Adaptive Data-Knowledge Alignment in Genetic Perturbation Prediction
Yuanfang Xiang, Lun Ai
TL;DR
ALIGNED addresses the challenge of predicting genetic perturbation responses by unifying data-driven learning with symbolic gene regulatory knowledge through Abductive Learning, enabling end-to-end neuro-symbolic alignment and systematic knowledge refinement. A new Balanced Consistency Metric jointly evaluates accuracy against data and agreement with the knowledge base, and a gradient-free adaptor plus gradient-based refinement mechanism iteratively improve predictions and update the GRN. Across benchmark datasets and bacterial genome experiments, ALIGNED achieves higher balanced consistency and re-discovers biologically meaningful interactions, demonstrating improved interpretability and continual knowledge evolution.
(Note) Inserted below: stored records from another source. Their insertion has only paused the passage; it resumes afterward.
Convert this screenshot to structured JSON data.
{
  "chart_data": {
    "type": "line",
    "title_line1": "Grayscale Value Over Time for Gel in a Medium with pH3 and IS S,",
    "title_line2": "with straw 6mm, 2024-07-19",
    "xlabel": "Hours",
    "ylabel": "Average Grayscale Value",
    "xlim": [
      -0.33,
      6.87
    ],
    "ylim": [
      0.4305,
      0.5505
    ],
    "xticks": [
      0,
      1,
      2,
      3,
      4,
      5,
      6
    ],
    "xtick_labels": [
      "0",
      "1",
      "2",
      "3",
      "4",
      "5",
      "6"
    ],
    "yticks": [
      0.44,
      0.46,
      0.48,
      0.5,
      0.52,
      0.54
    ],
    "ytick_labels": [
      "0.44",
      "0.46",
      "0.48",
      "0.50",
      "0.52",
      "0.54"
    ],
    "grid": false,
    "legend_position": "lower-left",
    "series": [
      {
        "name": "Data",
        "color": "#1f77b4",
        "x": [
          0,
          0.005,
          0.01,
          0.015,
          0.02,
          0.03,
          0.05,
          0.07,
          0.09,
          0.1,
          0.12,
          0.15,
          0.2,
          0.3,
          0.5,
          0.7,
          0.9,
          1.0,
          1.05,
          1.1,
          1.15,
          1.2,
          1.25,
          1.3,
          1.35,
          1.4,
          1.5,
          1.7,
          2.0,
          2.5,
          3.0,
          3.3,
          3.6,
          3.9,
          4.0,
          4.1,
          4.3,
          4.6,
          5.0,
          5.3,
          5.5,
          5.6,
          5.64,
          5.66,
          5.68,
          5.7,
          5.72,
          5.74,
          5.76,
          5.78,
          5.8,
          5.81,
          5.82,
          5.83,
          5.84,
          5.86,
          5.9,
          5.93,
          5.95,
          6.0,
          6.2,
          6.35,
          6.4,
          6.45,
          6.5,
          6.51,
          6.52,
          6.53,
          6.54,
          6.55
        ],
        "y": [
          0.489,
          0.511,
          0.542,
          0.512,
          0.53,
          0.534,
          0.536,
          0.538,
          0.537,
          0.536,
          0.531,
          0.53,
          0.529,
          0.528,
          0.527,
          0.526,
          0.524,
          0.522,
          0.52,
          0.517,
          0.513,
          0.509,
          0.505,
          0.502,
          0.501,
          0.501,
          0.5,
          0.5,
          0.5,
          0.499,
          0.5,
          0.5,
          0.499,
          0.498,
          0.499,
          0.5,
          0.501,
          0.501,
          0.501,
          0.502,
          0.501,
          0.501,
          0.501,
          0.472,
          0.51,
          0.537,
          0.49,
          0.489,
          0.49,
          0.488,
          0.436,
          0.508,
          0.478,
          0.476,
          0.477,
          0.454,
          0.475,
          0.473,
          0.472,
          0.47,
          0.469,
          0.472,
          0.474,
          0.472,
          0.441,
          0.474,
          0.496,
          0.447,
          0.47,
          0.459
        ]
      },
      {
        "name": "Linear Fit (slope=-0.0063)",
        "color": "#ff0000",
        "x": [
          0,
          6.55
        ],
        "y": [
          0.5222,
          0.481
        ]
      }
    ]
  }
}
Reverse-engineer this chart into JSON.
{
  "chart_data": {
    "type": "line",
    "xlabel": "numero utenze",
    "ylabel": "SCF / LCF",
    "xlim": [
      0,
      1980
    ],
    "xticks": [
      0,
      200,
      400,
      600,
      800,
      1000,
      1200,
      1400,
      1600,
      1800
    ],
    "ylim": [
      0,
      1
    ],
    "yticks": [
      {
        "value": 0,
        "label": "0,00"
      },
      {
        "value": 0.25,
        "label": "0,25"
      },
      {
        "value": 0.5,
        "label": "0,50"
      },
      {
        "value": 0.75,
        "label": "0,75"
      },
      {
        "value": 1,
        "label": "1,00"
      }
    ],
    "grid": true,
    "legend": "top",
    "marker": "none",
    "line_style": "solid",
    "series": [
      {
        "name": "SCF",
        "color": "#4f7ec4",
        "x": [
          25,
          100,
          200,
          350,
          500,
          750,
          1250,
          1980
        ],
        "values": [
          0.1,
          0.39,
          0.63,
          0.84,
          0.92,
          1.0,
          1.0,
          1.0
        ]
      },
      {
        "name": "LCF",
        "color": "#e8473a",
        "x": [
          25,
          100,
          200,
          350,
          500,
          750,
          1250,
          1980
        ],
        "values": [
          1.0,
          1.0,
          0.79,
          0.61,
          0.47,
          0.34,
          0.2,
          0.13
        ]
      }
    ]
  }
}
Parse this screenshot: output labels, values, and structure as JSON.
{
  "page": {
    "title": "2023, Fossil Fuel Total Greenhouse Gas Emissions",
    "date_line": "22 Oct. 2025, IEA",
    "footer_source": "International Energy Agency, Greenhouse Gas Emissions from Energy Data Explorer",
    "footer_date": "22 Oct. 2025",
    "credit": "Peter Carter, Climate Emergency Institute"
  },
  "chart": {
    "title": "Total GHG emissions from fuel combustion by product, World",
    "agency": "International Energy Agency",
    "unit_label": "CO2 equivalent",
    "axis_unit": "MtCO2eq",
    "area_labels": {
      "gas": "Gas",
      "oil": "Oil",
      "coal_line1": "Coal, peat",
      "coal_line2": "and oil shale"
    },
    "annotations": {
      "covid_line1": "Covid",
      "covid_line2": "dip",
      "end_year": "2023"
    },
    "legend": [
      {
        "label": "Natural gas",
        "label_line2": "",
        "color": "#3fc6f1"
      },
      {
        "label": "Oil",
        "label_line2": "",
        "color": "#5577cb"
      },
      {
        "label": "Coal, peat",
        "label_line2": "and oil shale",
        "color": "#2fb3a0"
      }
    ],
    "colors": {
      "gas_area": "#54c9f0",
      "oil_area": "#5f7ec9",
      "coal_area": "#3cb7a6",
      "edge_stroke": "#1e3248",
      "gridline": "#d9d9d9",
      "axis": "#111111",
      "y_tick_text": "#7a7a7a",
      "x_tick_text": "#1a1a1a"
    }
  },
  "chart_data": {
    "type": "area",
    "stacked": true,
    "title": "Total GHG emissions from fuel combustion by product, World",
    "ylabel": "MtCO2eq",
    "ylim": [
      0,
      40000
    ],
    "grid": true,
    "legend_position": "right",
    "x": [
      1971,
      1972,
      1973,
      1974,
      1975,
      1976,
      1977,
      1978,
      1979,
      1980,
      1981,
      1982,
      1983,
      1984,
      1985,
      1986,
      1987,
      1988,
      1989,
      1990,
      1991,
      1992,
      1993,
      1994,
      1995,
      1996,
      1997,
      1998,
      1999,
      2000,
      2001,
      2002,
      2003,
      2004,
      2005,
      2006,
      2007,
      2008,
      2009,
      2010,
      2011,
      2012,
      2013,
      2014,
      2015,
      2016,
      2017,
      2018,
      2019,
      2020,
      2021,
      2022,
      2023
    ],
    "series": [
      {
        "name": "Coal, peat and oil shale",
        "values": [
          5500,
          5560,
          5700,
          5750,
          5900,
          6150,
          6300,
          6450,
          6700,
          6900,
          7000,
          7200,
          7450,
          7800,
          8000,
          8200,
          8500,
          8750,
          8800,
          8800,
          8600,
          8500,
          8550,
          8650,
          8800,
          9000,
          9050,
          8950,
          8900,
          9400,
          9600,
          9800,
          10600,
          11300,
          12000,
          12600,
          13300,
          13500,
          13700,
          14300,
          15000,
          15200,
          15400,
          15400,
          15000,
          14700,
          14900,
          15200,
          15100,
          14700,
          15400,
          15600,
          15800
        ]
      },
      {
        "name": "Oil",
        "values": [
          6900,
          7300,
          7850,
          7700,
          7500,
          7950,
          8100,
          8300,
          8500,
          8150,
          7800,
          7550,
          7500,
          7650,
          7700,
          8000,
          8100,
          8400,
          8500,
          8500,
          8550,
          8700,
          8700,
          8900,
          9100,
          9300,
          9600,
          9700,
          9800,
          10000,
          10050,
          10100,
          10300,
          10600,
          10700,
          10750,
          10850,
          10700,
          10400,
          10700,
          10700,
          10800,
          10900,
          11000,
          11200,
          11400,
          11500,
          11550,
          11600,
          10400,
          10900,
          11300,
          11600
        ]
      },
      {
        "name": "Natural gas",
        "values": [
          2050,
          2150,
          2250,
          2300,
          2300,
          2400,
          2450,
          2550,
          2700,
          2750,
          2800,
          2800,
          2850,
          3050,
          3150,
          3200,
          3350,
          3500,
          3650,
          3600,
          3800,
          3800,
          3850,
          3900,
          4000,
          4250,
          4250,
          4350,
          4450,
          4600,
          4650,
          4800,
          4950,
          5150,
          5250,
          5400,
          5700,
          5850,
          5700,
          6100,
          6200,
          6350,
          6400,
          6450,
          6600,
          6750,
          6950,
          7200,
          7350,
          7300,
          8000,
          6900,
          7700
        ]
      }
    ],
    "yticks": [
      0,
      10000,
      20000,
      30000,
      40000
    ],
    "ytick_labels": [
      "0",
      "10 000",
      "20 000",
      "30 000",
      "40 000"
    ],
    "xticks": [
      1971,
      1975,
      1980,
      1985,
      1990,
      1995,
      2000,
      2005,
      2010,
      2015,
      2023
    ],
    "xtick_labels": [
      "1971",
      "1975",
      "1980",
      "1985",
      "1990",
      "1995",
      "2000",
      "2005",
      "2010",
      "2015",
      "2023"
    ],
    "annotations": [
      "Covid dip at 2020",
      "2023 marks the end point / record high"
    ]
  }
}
The approach holds promise for transparent, knowledge-guided predictions in complex cellular systems and can extend to other biological networks and tasks.
Abstract
The transcriptional response to genetic perturbation reveals fundamental insights into complex cellular systems. While current approaches have made progress in predicting genetic perturbation responses, they provide limited biological understanding and cannot systematically refine existing knowledge. Overcoming these limitations requires an end-to-end integration of data-driven learning and existing knowledge. However, this integration is challenging due to inconsistencies between data and knowledge bases, such as noise, misannotation, and incompleteness. To address this challenge, we propose ALIGNED (Adaptive aLignment for Inconsistent Genetic kNowledgE and Data), a neuro-symbolic framework based on the Abductive Learning (ABL) paradigm. This end-to-end framework aligns neural and symbolic components and performs systematic knowledge refinement. We introduce a balanced consistency metric to evaluate the predictions' consistency against both data and knowledge. Our results show that ALIGNED outperforms state-of-the-art methods by achieving the highest balanced consistency, while also re-discovering biologically meaningful knowledge. Our work advances beyond existing methods to enable both the transparency and the evolution of mechanistic biological understanding.